Ransby, Barbara 1957-
RANSBY, Barbara 1957-
Office—Department of History, 913 University Hall, 601 South Morgan St., Chicago, IL 60607-7109. E-mail—[email protected].
Educator and historian. DePaul University, Chicago, IL, instructor, 1992-95, director of Center for African-American Research and assistant professor of history, 1995-96; University of Illinois, Chicago, assistant professor, 1996-2002, associate professor of African-American studies and history, 2002—. Member of advisory board, Ella Baker-Nelson Mandela Center for Anti-Racist Education.
Association for the Study of Afro-American Life and History, Association of Black Women Historians, Organization of American Historians, Clergy and Laity Concerned, Chicago Coalition in Solidarity with Southern Africa.
Mellon fellowship in the humanities, 1984-86; faculty research award, DePaul University School of Liberal Arts and Sciences, 1993; University of Illinois at Chicago, Office of Social Science Research grant, 1996, and Race and Comparative Public Policy Institute fellowship, 1997; Rockefeller Foundation community-building grant, 1998; Institute for Research on Race and Public Policy fellow, University of Illinois at Chicago, 1998-99; Postdoctoral Ford Foundation fellow, 1999-2000.
Ella Baker and the Black Freedom Movement: A Radial Democratic Vision, University of North Carolina Pres (Chapel Hill, NC), 2003.
Contributor to periodicals, including Emerge, Chicago Tribune, Buffalo News, Miami Herald, Philadelphia Inquirer, Baltimore Evening Sun, Crossroads, USA Today, New York Newsday, Atlanta Journal andConstitution, Denver Post, New Directions for Women, and Southern Exposure. Member of editorial board, Journal of Race and Class.
Barbara Ransby is associate professor of African-American studies and history at the University of Illinois in Chicago. In addition to contributing articles and commentaries to various publications, lecturing in her area of expertise, and working as an active member of several organization, Ransby has also authored Ella Baker and the Black Democratic Vision. In what critics have praised as a well-researched biography, Ransby chronicles the long and successful political career of civil rights activist Ella Jo Baker, imbuing her work with her own admiration for Baker's life work.

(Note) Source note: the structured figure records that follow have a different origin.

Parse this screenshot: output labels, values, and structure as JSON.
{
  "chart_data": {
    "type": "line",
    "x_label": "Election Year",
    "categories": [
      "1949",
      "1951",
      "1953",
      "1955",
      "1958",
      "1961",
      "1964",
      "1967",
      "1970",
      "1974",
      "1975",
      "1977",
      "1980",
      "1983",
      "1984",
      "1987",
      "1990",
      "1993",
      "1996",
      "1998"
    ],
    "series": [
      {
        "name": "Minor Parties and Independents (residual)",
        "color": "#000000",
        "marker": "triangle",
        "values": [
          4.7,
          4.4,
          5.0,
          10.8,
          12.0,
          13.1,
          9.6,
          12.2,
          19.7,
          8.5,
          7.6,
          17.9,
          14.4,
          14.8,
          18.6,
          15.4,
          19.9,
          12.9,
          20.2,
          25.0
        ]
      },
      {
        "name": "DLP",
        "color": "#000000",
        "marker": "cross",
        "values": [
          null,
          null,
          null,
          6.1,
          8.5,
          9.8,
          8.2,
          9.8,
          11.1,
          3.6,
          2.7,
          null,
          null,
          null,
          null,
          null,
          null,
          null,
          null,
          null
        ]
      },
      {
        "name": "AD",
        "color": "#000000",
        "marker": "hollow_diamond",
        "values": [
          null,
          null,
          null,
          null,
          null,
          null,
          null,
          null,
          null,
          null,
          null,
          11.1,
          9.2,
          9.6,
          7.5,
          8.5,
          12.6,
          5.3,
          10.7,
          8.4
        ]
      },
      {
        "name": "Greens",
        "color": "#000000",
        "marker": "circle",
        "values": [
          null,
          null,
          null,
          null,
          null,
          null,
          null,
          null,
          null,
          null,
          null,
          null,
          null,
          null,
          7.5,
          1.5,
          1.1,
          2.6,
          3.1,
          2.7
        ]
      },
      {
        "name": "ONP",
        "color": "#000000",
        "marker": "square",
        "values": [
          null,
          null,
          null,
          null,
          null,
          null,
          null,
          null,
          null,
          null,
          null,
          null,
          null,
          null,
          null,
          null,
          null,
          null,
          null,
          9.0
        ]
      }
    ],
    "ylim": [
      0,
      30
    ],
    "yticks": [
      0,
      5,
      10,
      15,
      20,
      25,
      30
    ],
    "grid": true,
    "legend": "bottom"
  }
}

After graduating from Shaw University in 1927 and moving to Harlem, New York, grassroots organizer Baker (1903-1986) dedicated her life to civil rights. Ransby chronicles Baker's impressive journey, noting that while traveling throughout the world for the National Association for the Advancement of Colored People (NAACP) Baker worked to save the Student Nonviolent Coordinating Committee from becoming absorbed by the Southern Christian Leadership Conference. She also became a founder of the Southern Christian Leadership Conference, where she encouraged followers to become self-reliant and seek guidance independently within themselves. Affiliated with the NAACP beginning in the 1940s, she worked with co-founders W. E. B. Du Bois and Walter White, but resigned due to her disapproval of their leadership. Prior to her resignation Baker attained the positions of field secretary, and director of branches, in the latter post improving the organization's structure. Baker eventually went on to later work for Dr. Martin Luther King, Jr., and challenged the NAACP's treatment of women leaders.
Ransby follows Baker's career into the 1950s and her involvement in New York City politics and into the civil rights struggle of the 1960s and 1970s. "Ransby's is a remarkable biography worthy of her remarkable subject," maintained Library Journal contributor Thomas J. Davis, adding that Ella Baker and the Black Freedom Movement is "Essential for all biography, civil rights, community organizing, feminism, and twentieth-century U.S. or black history collections." Noting Ransby's admiration for her subject, Shatema Threadcraft commented on the appropriate match of biographer with subject in Africana.com: "it takes an activist to accurately capture Baker's life," Threadcraft maintained, citing Ransby's anti-apartheid activism while a student, and citing Ella Baker and the Black Freedom Movement "an almost perfect document" on one of the major black activists of the civil rights era.
BIOGRAPHICAL AND CRITICAL SOURCES:
Library Journal, March 15, 2003, Thomas J. Davis, review of Ella Baker and the Black Freedom Movement, p. 91.